Dengan mencermati perkembangan pasar yang ada sekarang ini, sebenarnya masih ada peluang bagi
para operator untuk mendongkrak tingkat penetrasi pasar, terutama untuk segmen yang berpotensi
menjadi pengguna jasa telekomunikasi di masa datang. Hanya saja, hal yang mungkin perlu
diwaspadai oleh para operator adalah bahwa bisa saja, karena faktor emosi sesaat dalam menetapkan
tarif psikologis seperti yang diadopsi para operator selama ini, justru akan berpengaruh pada
pergeseran perilaku pelanggan untuk beralih operator (switching behavior). Kalau hal ini terjadi, maka
tidak mustahil kalau pada gilirannya nanti loyalitas pelanggan terhadap suatu produk atau operator
telepon tertentu menjadi sesuatu yang sulit dicapai. Pelanggan mungkin saja tetap mendapat
kepuasan terhadap suatu operator tertentu, namun tetap saja mereka beralih operator, karena alasan
satu dan lain hal.

Sebagai penutup, dalam jangka yang menengah, perilaku beralih akan memberi peluang bagi
munculnya perilaku oportunis yang hanya mementingkan kemanfaatan sesaat dan tidak
mempedulikan keberlanjutan layanan prima yang diberikan kepada pelanggan.

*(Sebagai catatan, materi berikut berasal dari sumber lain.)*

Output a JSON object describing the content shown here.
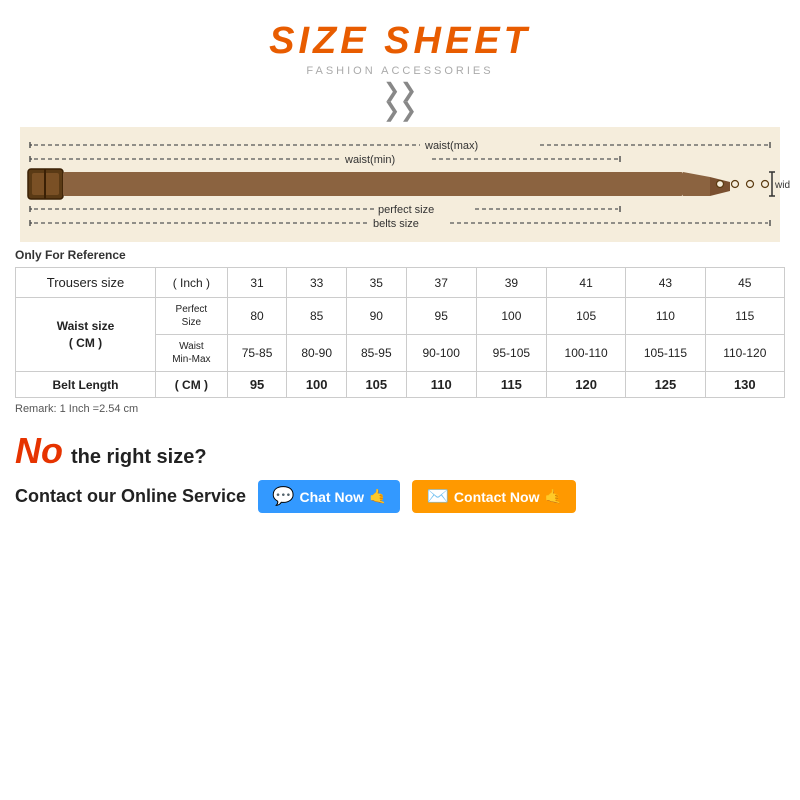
{
  "header": {
    "title": "SIZE SHEET",
    "subtitle": "FASHION ACCESSORIES"
  },
  "belt_diagram": {
    "labels": {
      "waist_max": "waist(max)",
      "waist_min": "waist(min)",
      "perfect_size": "perfect size",
      "belts_size": "belts size",
      "width": "width"
    }
  },
  "only_ref": "Only For Reference",
  "table": {
    "headers": [
      "Trousers size",
      "( Inch )",
      "31",
      "33",
      "35",
      "37",
      "39",
      "41",
      "43",
      "45"
    ],
    "waist_label": "Waist size\n( CM )",
    "perfect_size_label": "Perfect\nSize",
    "waist_min_max_label": "Waist\nMin-Max",
    "rows": {
      "perfect": [
        "80",
        "85",
        "90",
        "95",
        "100",
        "105",
        "110",
        "115"
      ],
      "waist_range": [
        "75-85",
        "80-90",
        "85-95",
        "90-100",
        "95-105",
        "100-110",
        "105-115",
        "110-120"
      ],
      "belt_length_label": "Belt Length",
      "belt_length_unit": "( CM )",
      "belt_length": [
        "95",
        "100",
        "105",
        "110",
        "115",
        "120",
        "125",
        "130"
      ]
    }
  },
  "remark": "Remark: 1 Inch =2.54 cm",
  "no_size": {
    "no_text": "No",
    "right_size_text": "the right size?",
    "contact_label": "Contact our Online Service",
    "chat_btn": "Chat Now",
    "contact_btn": "Contact Now"
  }
}
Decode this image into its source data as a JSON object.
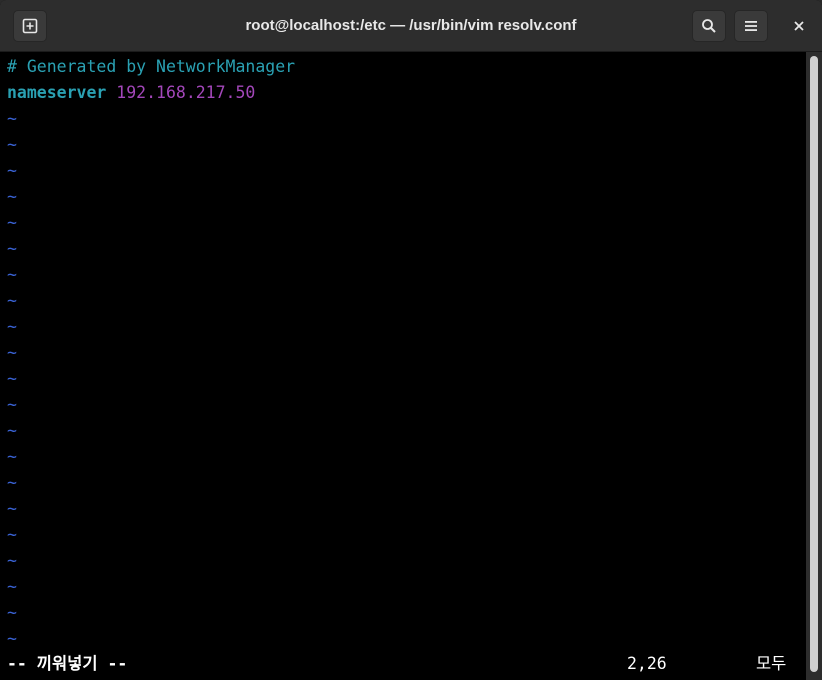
{
  "window": {
    "title": "root@localhost:/etc — /usr/bin/vim resolv.conf"
  },
  "titlebar": {
    "buttons": [
      {
        "icon": "new-tab-icon"
      },
      {
        "icon": "search-icon"
      },
      {
        "icon": "menu-icon"
      },
      {
        "icon": "close-icon"
      }
    ]
  },
  "editor": {
    "lines": {
      "comment": "# Generated by NetworkManager",
      "keyword": "nameserver",
      "value": "192.168.217.50"
    },
    "empty_marker": "~",
    "status": {
      "mode": "-- 끼워넣기 --",
      "cursor_position": "2,26",
      "scroll_position": "모두"
    }
  },
  "colors": {
    "comment": "#2aa1b3",
    "keyword": "#2aa1b3",
    "ip": "#a347ba",
    "tilde": "#3a63d6",
    "background": "#000000",
    "titlebar": "#2d2d2d"
  }
}
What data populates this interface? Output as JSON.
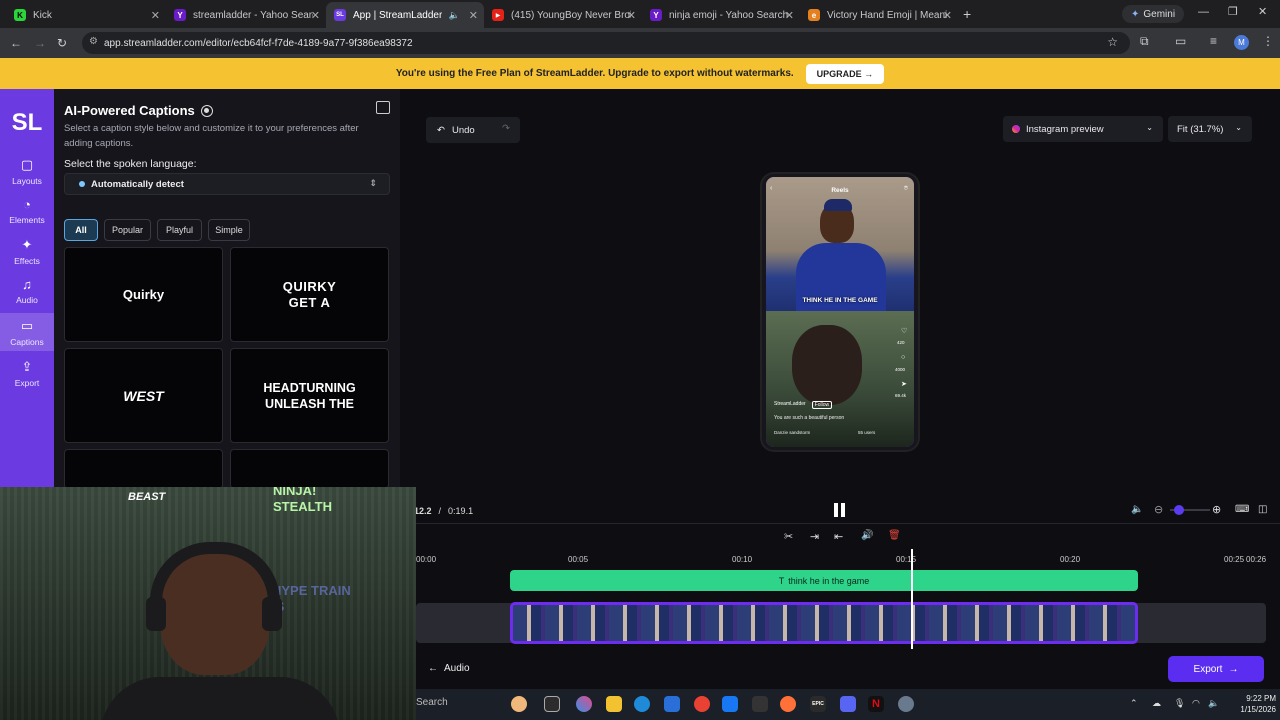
{
  "browser": {
    "tabs": [
      {
        "title": "Kick",
        "icon": "kick-icon"
      },
      {
        "title": "streamladder - Yahoo Search Re",
        "icon": "yahoo-icon"
      },
      {
        "title": "App | StreamLadder",
        "icon": "streamladder-icon"
      },
      {
        "title": "(415) YoungBoy Never Broke A",
        "icon": "youtube-icon"
      },
      {
        "title": "ninja emoji - Yahoo Search Resu",
        "icon": "yahoo-icon"
      },
      {
        "title": "Victory Hand Emoji | Meanin",
        "icon": "emojipedia-icon"
      }
    ],
    "new_tab": "+",
    "gemini_label": "Gemini",
    "url": "app.streamladder.com/editor/ecb64fcf-f7de-4189-9a77-9f386ea98372",
    "profile_initial": "M"
  },
  "banner": {
    "text": "You're using the Free Plan of StreamLadder. Upgrade to export without watermarks.",
    "button": "UPGRADE →"
  },
  "sidebar": {
    "logo": "SL",
    "items": [
      {
        "label": "Layouts",
        "icon": "layouts-icon",
        "glyph": "▢"
      },
      {
        "label": "Elements",
        "icon": "elements-icon",
        "glyph": "◔"
      },
      {
        "label": "Effects",
        "icon": "effects-icon",
        "glyph": "✦"
      },
      {
        "label": "Audio",
        "icon": "music-note-icon",
        "glyph": "♫"
      },
      {
        "label": "Captions",
        "icon": "captions-icon",
        "glyph": "▭"
      },
      {
        "label": "Export",
        "icon": "export-icon",
        "glyph": "⇪"
      }
    ]
  },
  "captions_panel": {
    "title": "AI-Powered Captions",
    "description": "Select a caption style below and customize it to your preferences after adding captions.",
    "language_label": "Select the spoken language:",
    "language_value": "Automatically detect",
    "filters": [
      "All",
      "Popular",
      "Playful",
      "Simple"
    ],
    "styles": [
      "Quirky",
      "QUIRKY GET A",
      "WEST",
      "HEADTURNING UNLEASH THE",
      "BEAST",
      "NINJA! STEALTH"
    ]
  },
  "editor": {
    "undo_label": "Undo",
    "preview_mode": "Instagram preview",
    "fit": "Fit (31.7%)",
    "preview": {
      "header": "Reels",
      "caption": "THINK HE IN THE GAME",
      "account": "StreamLadder",
      "follow": "Follow",
      "comment": "You are such a beautiful person",
      "audio": "Danzie sandstorm",
      "users": "55 users",
      "likes": "420",
      "comments_count": "4000",
      "shares": "69.4k"
    },
    "current_time": "0:12.2",
    "separator": "/",
    "total_time": "0:19.1",
    "ruler": [
      "00:00",
      "00:05",
      "00:10",
      "00:15",
      "00:20",
      "00:25",
      "00:26"
    ],
    "caption_track": "think he in the game",
    "audio_label": "Audio",
    "export_label": "Export"
  },
  "webcam_overlay": {
    "caption_1": "BEAST",
    "caption_2": "NINJA! STEALTH",
    "caption_3": "HYPE TRAIN IS"
  },
  "taskbar": {
    "search": "Search",
    "time": "9:22 PM",
    "date": "1/15/2026"
  },
  "colors": {
    "accent": "#6b3ae0",
    "banner": "#f5c232",
    "caption_track": "#2dd48a",
    "video_track": "#6d2cf0"
  }
}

Hal yang sudah jamak
dijumpai kalau sekarang ini seseorang memiliki dua atau lebih nomor telepon seluler. Hal ini tentu saja
bukan semata-mata untuk tujuan menghindar dari pelacakan terhadap suatu nomor, tetapi lebih
sebagai bentuk pencarian kenyamanan dalam melakukan percakapan melalui telepon seluler.
Harapannya adalah bahwa pelanggan, terutama pelanggan individual, akan mendapatkan nilai yang
optimal dari harga layanan telepon seluler yang diberikan oleh para operator. Semoga.